Moringa (Moringa oleifera): Science, Importance, and Relevance

Moringa (Moringa oleifera) is a perennial shrubby tree originating from the foothills of the Himalayas in North-Western India and now widely distributed and cultivated across tropical and sub-tropical areas in Asia, Africa, and Latin America. Moringa is an important, multi-purpose, nutrient-dense tree used as food, fodder, and medicine as a part of tropical and semi-tropical agroforestry landscapes.
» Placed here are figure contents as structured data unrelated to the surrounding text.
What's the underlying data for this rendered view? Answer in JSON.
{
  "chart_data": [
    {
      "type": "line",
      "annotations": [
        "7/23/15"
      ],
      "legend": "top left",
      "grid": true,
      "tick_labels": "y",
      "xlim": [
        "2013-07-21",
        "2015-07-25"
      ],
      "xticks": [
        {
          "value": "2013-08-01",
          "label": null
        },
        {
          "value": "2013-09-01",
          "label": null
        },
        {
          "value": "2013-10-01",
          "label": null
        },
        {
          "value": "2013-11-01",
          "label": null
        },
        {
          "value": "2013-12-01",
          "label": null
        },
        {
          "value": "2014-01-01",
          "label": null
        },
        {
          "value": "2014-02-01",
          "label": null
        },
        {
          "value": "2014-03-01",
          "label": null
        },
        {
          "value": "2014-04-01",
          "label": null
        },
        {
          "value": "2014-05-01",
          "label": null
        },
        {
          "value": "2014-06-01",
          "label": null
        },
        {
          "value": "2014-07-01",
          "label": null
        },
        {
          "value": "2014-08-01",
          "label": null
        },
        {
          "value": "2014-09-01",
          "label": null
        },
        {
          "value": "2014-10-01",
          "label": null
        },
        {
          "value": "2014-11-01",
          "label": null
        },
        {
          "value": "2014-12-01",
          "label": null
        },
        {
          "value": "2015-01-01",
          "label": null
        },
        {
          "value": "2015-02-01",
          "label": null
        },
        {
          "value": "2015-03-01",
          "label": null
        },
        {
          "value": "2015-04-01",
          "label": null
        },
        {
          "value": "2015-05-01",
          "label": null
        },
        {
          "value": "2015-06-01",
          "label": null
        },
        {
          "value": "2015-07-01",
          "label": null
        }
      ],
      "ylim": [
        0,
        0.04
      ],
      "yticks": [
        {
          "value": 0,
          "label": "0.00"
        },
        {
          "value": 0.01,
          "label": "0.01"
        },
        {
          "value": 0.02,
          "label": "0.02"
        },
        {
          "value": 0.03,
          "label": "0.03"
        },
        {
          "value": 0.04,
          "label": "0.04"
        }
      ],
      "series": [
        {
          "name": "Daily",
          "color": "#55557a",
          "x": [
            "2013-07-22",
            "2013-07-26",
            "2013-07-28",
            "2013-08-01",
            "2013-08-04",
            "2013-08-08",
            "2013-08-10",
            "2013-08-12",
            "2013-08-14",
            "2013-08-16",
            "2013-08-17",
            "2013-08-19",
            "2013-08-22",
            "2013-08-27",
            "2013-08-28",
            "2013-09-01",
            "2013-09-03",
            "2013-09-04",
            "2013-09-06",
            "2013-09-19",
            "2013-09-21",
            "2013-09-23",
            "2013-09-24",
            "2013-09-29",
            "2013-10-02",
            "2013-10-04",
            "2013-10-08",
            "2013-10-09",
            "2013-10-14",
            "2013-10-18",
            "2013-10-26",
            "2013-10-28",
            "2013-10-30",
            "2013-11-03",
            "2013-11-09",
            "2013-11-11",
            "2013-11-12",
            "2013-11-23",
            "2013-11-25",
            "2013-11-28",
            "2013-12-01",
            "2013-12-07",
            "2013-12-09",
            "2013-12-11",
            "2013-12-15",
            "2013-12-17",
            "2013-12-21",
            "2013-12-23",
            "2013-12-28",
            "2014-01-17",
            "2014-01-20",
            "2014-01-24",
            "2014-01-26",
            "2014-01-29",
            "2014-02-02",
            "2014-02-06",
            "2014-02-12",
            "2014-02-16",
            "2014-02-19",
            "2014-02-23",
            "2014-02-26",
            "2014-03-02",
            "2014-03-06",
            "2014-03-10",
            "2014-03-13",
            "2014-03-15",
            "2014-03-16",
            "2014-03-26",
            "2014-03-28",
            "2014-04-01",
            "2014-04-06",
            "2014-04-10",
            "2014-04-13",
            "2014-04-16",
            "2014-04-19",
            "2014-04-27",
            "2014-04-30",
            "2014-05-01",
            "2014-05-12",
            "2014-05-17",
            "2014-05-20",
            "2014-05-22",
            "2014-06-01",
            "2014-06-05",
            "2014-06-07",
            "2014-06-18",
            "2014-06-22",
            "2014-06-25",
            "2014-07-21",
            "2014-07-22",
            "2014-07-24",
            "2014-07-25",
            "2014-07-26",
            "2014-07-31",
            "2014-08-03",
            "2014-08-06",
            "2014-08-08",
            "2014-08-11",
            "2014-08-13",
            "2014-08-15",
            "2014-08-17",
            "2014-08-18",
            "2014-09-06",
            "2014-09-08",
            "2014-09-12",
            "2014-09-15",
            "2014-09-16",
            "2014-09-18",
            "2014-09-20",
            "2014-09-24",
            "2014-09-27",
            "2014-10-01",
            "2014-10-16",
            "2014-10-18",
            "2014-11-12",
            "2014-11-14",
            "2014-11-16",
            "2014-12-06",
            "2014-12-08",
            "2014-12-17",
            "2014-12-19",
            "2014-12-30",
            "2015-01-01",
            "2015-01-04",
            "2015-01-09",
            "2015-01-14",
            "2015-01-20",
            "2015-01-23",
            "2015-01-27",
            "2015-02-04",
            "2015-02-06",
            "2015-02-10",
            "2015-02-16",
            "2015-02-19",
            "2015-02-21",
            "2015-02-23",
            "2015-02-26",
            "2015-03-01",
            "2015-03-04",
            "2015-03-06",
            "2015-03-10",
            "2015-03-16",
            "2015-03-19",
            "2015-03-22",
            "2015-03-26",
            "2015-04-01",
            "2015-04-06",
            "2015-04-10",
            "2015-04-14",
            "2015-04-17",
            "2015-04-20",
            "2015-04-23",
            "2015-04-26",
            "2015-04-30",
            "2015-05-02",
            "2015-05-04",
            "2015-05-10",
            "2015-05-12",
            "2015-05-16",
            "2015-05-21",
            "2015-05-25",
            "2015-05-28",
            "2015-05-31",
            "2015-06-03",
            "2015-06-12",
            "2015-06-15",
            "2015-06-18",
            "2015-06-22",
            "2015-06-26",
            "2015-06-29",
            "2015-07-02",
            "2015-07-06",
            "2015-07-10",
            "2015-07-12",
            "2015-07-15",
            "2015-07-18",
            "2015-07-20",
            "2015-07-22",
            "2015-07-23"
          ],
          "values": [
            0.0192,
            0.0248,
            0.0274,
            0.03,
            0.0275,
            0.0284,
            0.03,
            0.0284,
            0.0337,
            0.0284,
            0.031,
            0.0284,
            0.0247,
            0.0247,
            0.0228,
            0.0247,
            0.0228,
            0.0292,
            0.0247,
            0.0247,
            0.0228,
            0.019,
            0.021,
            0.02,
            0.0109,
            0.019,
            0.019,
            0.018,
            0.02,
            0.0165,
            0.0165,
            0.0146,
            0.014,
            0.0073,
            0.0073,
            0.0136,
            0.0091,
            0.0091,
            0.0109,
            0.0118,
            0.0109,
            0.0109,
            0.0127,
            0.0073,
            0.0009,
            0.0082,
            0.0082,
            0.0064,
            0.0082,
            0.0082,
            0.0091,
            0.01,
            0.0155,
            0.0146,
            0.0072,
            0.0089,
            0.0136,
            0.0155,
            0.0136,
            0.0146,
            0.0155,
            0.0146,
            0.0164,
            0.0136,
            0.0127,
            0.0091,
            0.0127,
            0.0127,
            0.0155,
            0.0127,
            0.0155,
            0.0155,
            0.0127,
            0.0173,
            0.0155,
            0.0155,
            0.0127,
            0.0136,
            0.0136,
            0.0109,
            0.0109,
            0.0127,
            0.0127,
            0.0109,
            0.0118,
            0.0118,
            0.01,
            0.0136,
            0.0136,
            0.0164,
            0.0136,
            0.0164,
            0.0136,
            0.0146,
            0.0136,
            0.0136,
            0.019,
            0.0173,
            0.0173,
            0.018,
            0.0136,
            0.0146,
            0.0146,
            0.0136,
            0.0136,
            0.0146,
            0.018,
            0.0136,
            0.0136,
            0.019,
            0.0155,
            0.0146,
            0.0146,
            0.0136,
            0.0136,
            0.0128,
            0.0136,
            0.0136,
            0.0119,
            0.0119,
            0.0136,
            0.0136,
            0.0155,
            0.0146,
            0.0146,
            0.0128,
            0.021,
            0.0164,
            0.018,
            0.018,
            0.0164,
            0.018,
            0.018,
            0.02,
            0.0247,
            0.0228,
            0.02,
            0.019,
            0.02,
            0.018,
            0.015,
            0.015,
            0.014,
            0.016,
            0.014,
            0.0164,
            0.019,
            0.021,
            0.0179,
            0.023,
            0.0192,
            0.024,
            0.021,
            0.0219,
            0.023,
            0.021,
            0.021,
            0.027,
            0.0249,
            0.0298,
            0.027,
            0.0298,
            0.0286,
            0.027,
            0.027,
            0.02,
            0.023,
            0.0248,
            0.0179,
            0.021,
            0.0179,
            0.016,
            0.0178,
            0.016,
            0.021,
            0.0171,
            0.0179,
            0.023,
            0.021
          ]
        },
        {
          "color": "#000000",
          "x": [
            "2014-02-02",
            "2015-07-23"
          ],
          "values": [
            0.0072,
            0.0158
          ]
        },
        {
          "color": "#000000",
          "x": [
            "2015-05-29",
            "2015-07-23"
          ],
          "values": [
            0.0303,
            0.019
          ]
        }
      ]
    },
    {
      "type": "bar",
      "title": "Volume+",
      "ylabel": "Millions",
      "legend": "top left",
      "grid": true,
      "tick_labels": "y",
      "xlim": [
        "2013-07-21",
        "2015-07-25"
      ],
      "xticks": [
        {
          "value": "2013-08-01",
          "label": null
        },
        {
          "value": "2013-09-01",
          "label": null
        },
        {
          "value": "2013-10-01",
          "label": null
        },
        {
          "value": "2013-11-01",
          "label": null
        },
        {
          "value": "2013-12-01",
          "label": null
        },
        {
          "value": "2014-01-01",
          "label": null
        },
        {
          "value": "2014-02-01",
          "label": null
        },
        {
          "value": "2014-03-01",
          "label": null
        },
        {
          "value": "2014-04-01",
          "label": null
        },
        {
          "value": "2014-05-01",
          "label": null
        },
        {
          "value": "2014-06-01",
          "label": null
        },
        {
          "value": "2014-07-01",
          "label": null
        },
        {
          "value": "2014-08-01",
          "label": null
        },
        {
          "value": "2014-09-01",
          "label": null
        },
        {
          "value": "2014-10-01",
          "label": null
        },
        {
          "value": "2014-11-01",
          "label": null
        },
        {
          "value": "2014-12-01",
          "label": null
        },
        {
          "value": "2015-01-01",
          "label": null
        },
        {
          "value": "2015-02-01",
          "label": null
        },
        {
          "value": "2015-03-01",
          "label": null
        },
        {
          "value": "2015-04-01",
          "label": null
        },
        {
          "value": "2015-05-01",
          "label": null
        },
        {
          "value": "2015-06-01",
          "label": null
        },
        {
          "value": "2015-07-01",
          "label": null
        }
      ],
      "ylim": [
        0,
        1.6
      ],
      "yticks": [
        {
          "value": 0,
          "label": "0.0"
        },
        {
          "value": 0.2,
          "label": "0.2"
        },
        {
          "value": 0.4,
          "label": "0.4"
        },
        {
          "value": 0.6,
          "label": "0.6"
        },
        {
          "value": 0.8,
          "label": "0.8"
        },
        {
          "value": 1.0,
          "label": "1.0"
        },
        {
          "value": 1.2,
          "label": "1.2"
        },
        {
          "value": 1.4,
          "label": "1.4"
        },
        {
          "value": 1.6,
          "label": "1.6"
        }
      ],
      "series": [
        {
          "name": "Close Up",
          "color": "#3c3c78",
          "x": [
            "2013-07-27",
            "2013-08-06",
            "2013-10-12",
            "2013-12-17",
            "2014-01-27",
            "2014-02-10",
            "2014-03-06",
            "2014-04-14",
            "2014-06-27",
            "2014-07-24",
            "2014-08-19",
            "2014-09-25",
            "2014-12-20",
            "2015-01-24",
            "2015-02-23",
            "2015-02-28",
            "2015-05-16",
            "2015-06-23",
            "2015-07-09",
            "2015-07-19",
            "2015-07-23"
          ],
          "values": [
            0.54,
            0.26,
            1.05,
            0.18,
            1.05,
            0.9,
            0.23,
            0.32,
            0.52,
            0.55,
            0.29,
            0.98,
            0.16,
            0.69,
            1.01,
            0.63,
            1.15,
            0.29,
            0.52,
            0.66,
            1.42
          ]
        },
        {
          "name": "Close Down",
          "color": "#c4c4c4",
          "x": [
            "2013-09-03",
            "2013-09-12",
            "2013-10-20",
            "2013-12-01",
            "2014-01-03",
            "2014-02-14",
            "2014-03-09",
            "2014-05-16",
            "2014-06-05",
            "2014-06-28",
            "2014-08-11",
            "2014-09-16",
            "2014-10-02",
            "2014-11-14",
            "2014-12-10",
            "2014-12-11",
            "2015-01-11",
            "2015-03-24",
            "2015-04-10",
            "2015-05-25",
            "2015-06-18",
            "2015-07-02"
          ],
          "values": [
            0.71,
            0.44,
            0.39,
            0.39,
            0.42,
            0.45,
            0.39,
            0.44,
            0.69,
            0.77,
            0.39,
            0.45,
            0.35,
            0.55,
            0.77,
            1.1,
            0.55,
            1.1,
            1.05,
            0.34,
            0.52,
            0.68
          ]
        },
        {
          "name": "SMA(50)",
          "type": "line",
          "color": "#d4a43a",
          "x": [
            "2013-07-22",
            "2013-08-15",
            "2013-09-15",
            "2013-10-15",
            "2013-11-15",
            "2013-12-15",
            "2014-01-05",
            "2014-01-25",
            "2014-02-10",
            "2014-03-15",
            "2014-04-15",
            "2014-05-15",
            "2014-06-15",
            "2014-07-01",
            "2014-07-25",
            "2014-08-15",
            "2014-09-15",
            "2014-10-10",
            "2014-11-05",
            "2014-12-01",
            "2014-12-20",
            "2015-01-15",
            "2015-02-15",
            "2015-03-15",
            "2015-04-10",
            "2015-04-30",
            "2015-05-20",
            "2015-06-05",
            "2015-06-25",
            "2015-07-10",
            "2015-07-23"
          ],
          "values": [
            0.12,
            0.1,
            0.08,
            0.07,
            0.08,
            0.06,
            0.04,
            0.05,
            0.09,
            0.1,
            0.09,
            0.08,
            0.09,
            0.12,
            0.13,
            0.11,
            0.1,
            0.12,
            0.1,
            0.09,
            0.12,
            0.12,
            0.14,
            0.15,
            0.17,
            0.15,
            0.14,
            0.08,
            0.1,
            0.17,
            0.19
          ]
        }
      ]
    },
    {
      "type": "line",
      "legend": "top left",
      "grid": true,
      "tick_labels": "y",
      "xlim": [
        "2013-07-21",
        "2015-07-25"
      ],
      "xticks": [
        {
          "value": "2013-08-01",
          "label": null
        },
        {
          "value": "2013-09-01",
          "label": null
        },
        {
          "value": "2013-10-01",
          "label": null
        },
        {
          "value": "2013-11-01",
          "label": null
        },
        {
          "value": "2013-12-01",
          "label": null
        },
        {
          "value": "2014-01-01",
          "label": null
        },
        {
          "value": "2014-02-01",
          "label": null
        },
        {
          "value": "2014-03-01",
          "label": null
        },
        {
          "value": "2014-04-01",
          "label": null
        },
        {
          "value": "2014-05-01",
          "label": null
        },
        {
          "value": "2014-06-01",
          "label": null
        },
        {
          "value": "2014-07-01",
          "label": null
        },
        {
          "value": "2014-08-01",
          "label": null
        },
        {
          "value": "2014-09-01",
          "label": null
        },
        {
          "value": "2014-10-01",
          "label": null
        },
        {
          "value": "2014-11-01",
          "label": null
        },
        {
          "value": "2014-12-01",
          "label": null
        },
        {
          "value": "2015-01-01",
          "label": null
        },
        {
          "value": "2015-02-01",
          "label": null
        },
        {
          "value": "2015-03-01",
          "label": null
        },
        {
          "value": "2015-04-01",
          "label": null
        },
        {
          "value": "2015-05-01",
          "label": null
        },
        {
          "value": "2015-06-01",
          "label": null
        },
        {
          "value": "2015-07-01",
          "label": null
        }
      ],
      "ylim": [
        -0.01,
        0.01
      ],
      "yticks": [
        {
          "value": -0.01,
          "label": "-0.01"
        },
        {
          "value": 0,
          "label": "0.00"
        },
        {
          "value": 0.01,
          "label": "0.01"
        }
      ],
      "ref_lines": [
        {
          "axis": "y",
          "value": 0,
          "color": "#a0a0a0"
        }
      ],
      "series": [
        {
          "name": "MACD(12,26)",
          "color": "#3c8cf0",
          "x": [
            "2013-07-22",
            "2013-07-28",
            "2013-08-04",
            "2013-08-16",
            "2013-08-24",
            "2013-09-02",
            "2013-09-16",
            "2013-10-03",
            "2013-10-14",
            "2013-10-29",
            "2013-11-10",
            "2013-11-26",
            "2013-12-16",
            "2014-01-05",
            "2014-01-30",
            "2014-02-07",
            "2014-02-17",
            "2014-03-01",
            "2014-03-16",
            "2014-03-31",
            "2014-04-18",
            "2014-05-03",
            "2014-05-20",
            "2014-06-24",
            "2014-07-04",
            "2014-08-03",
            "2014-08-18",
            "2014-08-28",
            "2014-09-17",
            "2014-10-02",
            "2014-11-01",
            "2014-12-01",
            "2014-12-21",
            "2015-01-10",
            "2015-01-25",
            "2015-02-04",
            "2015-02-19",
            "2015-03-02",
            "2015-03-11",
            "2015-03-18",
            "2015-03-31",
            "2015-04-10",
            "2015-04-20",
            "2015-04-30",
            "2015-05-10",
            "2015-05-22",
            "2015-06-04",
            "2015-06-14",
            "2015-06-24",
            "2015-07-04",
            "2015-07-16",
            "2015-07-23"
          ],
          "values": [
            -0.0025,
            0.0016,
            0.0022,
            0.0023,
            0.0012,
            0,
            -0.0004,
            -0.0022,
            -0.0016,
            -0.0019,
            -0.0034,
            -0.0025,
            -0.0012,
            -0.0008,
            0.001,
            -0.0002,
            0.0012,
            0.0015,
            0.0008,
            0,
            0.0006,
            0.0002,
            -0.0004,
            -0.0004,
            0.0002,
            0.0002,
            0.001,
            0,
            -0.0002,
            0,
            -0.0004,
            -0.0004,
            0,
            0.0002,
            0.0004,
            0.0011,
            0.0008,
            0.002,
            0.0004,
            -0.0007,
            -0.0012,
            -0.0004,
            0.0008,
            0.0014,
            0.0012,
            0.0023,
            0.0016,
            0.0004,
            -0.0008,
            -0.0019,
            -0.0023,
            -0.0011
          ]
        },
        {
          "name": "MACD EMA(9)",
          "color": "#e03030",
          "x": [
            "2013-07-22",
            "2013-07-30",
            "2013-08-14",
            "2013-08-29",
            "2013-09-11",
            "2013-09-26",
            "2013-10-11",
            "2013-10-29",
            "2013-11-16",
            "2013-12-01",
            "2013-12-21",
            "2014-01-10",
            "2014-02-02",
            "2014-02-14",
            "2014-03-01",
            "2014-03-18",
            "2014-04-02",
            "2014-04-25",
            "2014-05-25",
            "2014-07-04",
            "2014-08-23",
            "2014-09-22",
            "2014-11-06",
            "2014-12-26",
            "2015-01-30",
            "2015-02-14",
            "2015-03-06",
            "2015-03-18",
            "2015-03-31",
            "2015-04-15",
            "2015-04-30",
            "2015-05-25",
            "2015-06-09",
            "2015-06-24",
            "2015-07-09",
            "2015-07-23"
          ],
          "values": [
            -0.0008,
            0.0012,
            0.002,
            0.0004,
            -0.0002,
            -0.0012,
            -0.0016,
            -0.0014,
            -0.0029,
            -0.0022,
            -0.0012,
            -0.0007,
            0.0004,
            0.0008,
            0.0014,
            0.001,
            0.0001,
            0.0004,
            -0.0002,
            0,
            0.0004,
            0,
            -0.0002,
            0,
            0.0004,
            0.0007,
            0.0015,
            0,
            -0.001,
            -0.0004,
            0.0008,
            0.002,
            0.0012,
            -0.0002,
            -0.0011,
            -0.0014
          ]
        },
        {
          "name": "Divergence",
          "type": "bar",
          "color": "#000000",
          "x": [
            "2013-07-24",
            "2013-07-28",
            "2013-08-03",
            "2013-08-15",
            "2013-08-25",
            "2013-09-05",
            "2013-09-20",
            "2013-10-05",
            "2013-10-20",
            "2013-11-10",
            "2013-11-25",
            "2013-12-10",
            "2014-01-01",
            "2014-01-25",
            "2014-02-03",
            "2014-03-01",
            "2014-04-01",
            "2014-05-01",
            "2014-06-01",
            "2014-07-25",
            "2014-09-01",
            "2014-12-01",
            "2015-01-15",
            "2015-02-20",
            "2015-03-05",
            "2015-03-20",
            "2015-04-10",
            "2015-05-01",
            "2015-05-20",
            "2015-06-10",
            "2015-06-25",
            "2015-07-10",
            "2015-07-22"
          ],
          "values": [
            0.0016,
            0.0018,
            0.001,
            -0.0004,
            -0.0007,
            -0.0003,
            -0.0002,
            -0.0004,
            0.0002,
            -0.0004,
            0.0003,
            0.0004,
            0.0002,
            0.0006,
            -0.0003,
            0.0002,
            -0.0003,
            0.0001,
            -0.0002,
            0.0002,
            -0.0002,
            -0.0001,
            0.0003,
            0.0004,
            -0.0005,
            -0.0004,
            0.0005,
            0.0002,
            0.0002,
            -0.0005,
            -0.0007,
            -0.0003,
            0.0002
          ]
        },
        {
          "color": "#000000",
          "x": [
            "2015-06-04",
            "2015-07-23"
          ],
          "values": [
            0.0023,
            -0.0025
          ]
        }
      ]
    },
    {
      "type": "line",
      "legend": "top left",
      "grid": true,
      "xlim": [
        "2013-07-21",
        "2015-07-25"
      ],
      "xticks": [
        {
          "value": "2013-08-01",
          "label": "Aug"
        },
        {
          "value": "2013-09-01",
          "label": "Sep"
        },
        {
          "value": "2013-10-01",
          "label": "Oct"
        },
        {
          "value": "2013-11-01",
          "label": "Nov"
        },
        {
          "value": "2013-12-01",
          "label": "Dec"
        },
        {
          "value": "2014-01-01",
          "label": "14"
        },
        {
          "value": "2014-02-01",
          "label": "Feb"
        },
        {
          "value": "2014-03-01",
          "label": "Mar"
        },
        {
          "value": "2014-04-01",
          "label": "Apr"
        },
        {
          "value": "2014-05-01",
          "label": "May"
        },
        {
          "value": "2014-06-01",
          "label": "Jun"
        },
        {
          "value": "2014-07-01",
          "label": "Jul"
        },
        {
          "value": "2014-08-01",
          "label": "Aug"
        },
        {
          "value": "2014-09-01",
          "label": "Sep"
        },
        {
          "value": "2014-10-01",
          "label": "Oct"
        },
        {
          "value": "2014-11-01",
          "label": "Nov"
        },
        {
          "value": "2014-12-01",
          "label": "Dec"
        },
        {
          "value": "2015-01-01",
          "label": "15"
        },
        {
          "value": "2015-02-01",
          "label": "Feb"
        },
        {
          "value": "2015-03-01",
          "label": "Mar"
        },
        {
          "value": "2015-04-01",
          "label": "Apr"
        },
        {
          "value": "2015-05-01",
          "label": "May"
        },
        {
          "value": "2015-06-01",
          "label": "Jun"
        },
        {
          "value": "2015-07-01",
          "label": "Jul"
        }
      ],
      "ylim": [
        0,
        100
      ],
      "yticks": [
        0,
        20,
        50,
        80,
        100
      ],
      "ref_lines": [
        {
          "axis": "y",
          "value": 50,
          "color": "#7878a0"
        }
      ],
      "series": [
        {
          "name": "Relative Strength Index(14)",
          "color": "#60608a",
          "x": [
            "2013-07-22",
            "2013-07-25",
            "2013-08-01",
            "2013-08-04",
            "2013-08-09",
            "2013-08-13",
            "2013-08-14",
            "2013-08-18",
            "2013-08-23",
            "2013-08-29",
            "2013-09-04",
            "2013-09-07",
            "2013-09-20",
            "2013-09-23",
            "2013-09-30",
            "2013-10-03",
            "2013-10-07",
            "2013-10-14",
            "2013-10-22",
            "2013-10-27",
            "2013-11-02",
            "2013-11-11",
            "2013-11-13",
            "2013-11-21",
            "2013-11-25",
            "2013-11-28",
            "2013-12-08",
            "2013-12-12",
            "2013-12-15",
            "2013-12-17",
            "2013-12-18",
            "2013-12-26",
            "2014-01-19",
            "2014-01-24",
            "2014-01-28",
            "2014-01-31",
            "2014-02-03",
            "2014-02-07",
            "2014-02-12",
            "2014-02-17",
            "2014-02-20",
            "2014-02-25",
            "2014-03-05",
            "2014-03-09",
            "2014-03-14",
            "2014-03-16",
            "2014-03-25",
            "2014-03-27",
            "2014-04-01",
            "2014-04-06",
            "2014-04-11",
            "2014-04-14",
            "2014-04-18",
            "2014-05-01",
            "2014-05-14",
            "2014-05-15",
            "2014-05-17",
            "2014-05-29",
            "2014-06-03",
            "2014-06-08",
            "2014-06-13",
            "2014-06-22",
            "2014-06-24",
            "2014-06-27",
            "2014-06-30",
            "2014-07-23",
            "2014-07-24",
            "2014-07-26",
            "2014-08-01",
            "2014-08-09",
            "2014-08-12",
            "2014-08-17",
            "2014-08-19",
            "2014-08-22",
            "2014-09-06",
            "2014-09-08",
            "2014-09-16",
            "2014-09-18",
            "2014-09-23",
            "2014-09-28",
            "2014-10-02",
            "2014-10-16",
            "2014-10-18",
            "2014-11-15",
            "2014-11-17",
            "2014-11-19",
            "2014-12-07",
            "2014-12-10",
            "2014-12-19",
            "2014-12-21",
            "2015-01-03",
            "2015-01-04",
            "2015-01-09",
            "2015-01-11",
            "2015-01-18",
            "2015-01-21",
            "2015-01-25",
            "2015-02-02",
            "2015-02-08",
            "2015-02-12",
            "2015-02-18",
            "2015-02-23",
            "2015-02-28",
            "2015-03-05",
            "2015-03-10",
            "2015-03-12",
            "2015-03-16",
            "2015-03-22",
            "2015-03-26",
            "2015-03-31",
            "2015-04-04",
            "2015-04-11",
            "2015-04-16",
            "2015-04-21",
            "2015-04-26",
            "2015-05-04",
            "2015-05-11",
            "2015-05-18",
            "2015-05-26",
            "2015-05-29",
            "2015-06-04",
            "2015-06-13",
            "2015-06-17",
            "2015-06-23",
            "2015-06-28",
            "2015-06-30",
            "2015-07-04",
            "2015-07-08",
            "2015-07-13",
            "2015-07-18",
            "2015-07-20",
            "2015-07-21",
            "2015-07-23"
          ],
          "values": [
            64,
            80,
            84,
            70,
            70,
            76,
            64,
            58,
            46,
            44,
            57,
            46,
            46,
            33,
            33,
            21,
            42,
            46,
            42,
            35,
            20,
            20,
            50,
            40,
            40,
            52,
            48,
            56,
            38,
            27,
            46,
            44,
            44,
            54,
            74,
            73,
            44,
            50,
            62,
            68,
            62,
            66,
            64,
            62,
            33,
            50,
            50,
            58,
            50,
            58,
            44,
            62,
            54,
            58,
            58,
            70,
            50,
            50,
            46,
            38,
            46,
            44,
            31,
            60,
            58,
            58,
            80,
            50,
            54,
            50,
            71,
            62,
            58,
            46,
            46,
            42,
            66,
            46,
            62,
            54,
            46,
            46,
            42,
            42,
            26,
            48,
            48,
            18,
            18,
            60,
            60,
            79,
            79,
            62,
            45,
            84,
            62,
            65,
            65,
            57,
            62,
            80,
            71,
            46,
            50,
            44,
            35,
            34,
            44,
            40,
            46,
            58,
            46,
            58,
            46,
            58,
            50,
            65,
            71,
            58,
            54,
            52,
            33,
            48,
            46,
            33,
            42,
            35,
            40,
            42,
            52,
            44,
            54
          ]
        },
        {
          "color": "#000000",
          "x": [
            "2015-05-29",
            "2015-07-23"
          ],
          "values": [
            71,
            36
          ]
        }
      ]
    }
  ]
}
It is a fast growing, easily manageable tree with abundant production of edible leaves, flowers, and fruits. The leaves are 27% protein by dry weight with essential amino acids and are rich in vitamins C, provitamin A, K, beta-carotene, and minerals: calcium, iron, magnesium, manganese, and phosphorus with high dietary fiber. The leaves also contain a very high number of antioxidants (polyphenol) and anti-inflammatory agents (isothiocyanate) with potential health benefits. Due to its agro-economic potential and high nutrient contents like iron, it is considered as an important potential source to combat malnutrition, especially for women and children in developing countries. Thus, Moringa was prioritized by Allen Van Deynze (UC Davis) and the African Orphan Crops Consortium to generate genomic resources and to develop a breeding program based on this information.

Moringa: an important, multi-purpose, nutrient-dense tree used as food, fodder, and medicine

Allen Van Deynze, UC Davis

Allen Van Deynze, Director of Research Seed Biotechnology Center, UC Davis

A high-quality, chromosome-scale genome assembly was generated using nanopore long reads and scaffolded using Dovetail Omni-C proximity ligation technology.  This genome assembly is a critical first step for downstream genetic analyses of Moringa and will enable hypothesis-driven breeding. An analysis of genetic diversity in the ICRAF’s Moringa gene bank collection (~ 400 accessions) using DArT-SNP markers indicated that African material comprised a narrow gene pool. Phenotypic evaluation and genotyping will commence in 2020 and genome-wide association approaches will be used to assess trait-linked markers and to evaluate the potential for marker-assisted or genomic selection to improve the species for beneficial traits such as leaf and seed production, seed oil yield, foliar nutritional content.